Wednesday, November 14, 2012

A sermon about false saviors and the election

Sermons are really better when you listen to them. Listen here!


Grace, Mercy, and Peace to you from the Holy Trinity, Amen.

So, after a story about a widow giving all she had to the church, and a recent email from our wonderful volunteer finance director about money, you may be expecting a sermon about why it is important to give money to the church, and I’m not talking just a skimming off the top, but your whole paycheck.

Unfortunately, I am not here to do that today, in major part because I think that’s bad advice, and I can’t see Jesus advocating for unethical advice like “give us all your money, we don’t care if you die because of it.” I certainly would never walk up to someone struggling to feed their family and say to them that their lives would be blessed if they gave the church their last $20 instead of using it to buy some food. And I’m not interested in telling people who have enough money to support themselves to go ahead and put themselves in that position either.

And yet, that’s what happens lots of places every three years when the story of the Widow giving everything she has is read...a plea for giving.
Only...that discounts the first part of the story, about the scribes and their fancy robes and long prayers. And I have a suspicion about why preachers tend to ignore that part. It hits entirely too close to home...seeing as how we preachers tend to wear robes and say long prayers.

Jesus begins this story warning the disciples about spending all their time watching the people in power trying to find God in them. Which makes me think of the past two years, and specifically the past couple months, and especially Tuesday night. I was among the people glued to my TV and iPad watching numbers with such fervor that sometimes it felt like a drug addiction, and each time a state was called it was a fix...till the next one was called.

I got entirely wrapped up in who was going to become our next president that ultimately, I blacked out the rest of the things happening in my life and world for several hours on Tuesday night. I spent all my time focusing on the big wigs, who, while they were not wearing beautiful robes and saying long prayers, may just be our societies equivalent to the first century temple scribes. I think that is one of the biggest shames of this past election cycle, the night itself, and the aftermath. I was saddened as I watched facebook Tuesday night and even now, at the vitriol that was spewed out on both sides, including posts that claimed this election and its results were ordained by God.
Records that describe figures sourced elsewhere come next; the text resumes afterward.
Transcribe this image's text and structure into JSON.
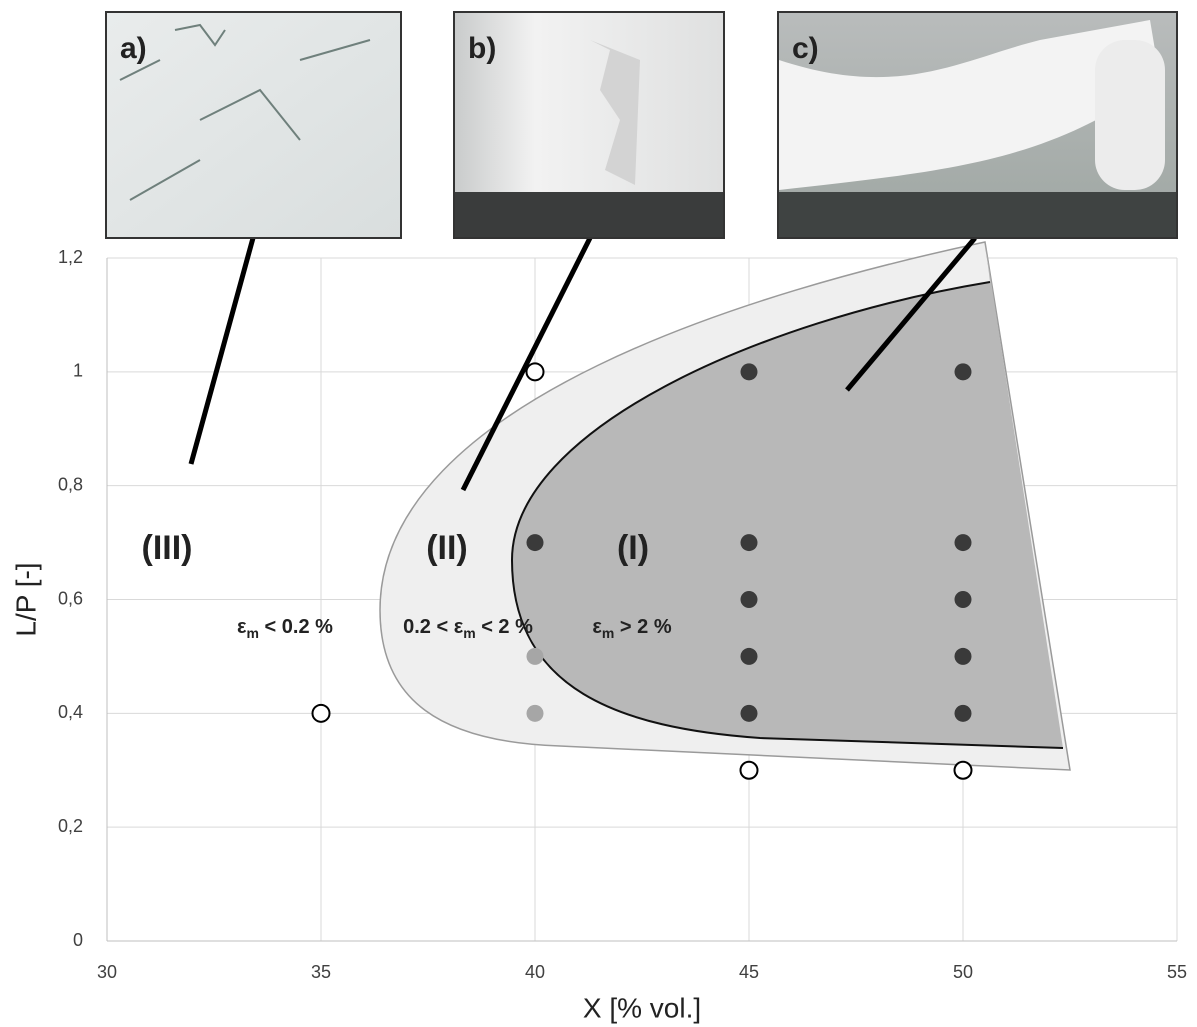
{
  "chart_data": {
    "type": "scatter",
    "xlabel": "X [% vol.]",
    "ylabel": "L/P [-]",
    "xlim": [
      30,
      55
    ],
    "xticks": [
      30,
      35,
      40,
      45,
      50,
      55
    ],
    "ylim": [
      0,
      1.2
    ],
    "yticks": [
      0,
      {
        "value": 0.2,
        "label": "0,2"
      },
      {
        "value": 0.4,
        "label": "0,4"
      },
      {
        "value": 0.6,
        "label": "0,6"
      },
      {
        "value": 0.8,
        "label": "0,8"
      },
      1,
      {
        "value": 1.2,
        "label": "1,2"
      }
    ],
    "grid": true,
    "series": [
      {
        "color": "#000000",
        "filled": false,
        "x": [
          35,
          40,
          45,
          50
        ],
        "values": [
          0.4,
          1,
          0.3,
          0.3
        ]
      },
      {
        "color": "#a6a6a6",
        "filled": true,
        "x": [
          40,
          40
        ],
        "values": [
          0.5,
          0.4
        ]
      },
      {
        "color": "#3a3a3a",
        "filled": true,
        "x": [
          40,
          45,
          45,
          45,
          45,
          45,
          50,
          50,
          50,
          50,
          50
        ],
        "values": [
          0.7,
          1,
          0.7,
          0.6,
          0.5,
          0.4,
          1,
          0.7,
          0.6,
          0.5,
          0.4
        ]
      }
    ],
    "regions": [
      "(III)",
      "(II)",
      "(I)"
    ],
    "strain_labels": [
      {
        "prefix": "ε",
        "sub": "m",
        "suffix": " < 0.2 %"
      },
      {
        "prefix": "0.2 < ε",
        "sub": "m",
        "suffix": " < 2 %"
      },
      {
        "prefix": "ε",
        "sub": "m",
        "suffix": " > 2 %"
      }
    ],
    "insets": [
      {
        "label": "a)"
      },
      {
        "label": "b)"
      },
      {
        "label": "c)"
      }
    ]
  }
}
We’ve tricked ourselves into thinking (whether we are aware of it or not) that whoever we elect is going to be our savior. And that our party is the one God likes the most. And fortunately for us, God is not a republican...or a democrat. And God isn’t particularly interested in us seeing those in power as God.

And so, Jesus gives us a different vision. Mark contrasts the images of the powerful people in the church and society and the systems in which they work, with a widow, the lowliest of women in the first century, who gives all she has.

I consider the widow’s position in this whole story to be one that makes me stop and reevaluate everything that tends to get spewed around in society. This woman in an act of piety, gives everything she has to a system that tended to be rather exclusive, and oppressive. The church then, much like today, was a system that let people down, that was part of the problem as much as it was part of the solution to problems, and existed as a broken institution. Yet, the church also helps people understand truth about their existence in the universe, and can be an intensely beautiful institution.

Which brings me back to last Tuesday. Perhaps our voting was a sign of the same story of the widow. Neither candidate was perfect. None of us is. But we choose to participate in a system where we believe the person we voted for was ultimately interested in the good of the people whom he was to serve. And regardless of who you voted for, I think it’s important to uphold in others that they made the choice that they felt was the most responsible to the most number of people. We know our elected officials will let us down, and we know that they will surprise us in all sorts of great ways too. Living in that tension is where the widow lived, being part of something that both helped, and harmed.

And whether we are talking about the church, or the political system we find ourselves in, or the corporate world where we try to do as much ethical work as possible within a capitalist society, we know that everything we do cannot compare to the ultimate healing which God brings to the picture.
God created a world that was whole, without scribes or widows, without republicans or democrats, without CEOs or occupiers. And God’s ultimate goal is reconciliation between groups opposed to each other and systems that simultaneously help and hurt the people involved in them. Through Christ’s teachings, we see a glimpse of this world. We see that there is nothing we can or cannot do that will separate us from Christ’s love. Giving all we have, or feeding ourselves will not separate us from the love of God. Voting for Romney or Obama or no one will not separate us from the love of God. Being gay and eating at Chic-fil-a will not separate us from God’s unconditional love.

See, it all begins with God and God’s unending and unconditional love for every single one of us gathered here today. It begins with God reconciling us to each other and to God through the death and resurrection of Christ who defeated death, defeated brokenness, and defeated the divides that we create in our lives. It is only through Christ that those divides can be healed, bringing together those who hurt us, and those who we hurt.

So even when we fall into our traps of superiority and brokenness, blaming the outcomes of a state election on God...or on the devil...we can still remember that if we are hurt by others or if we hurt others, that Christ brings us together into one community, gathered around one table, for the sake of the kingdom of God. The brokenness is ours...and wholeness is brought by living into that one table, that one community together, knowing that Christ is the head of the table...which is a party we can all get behind.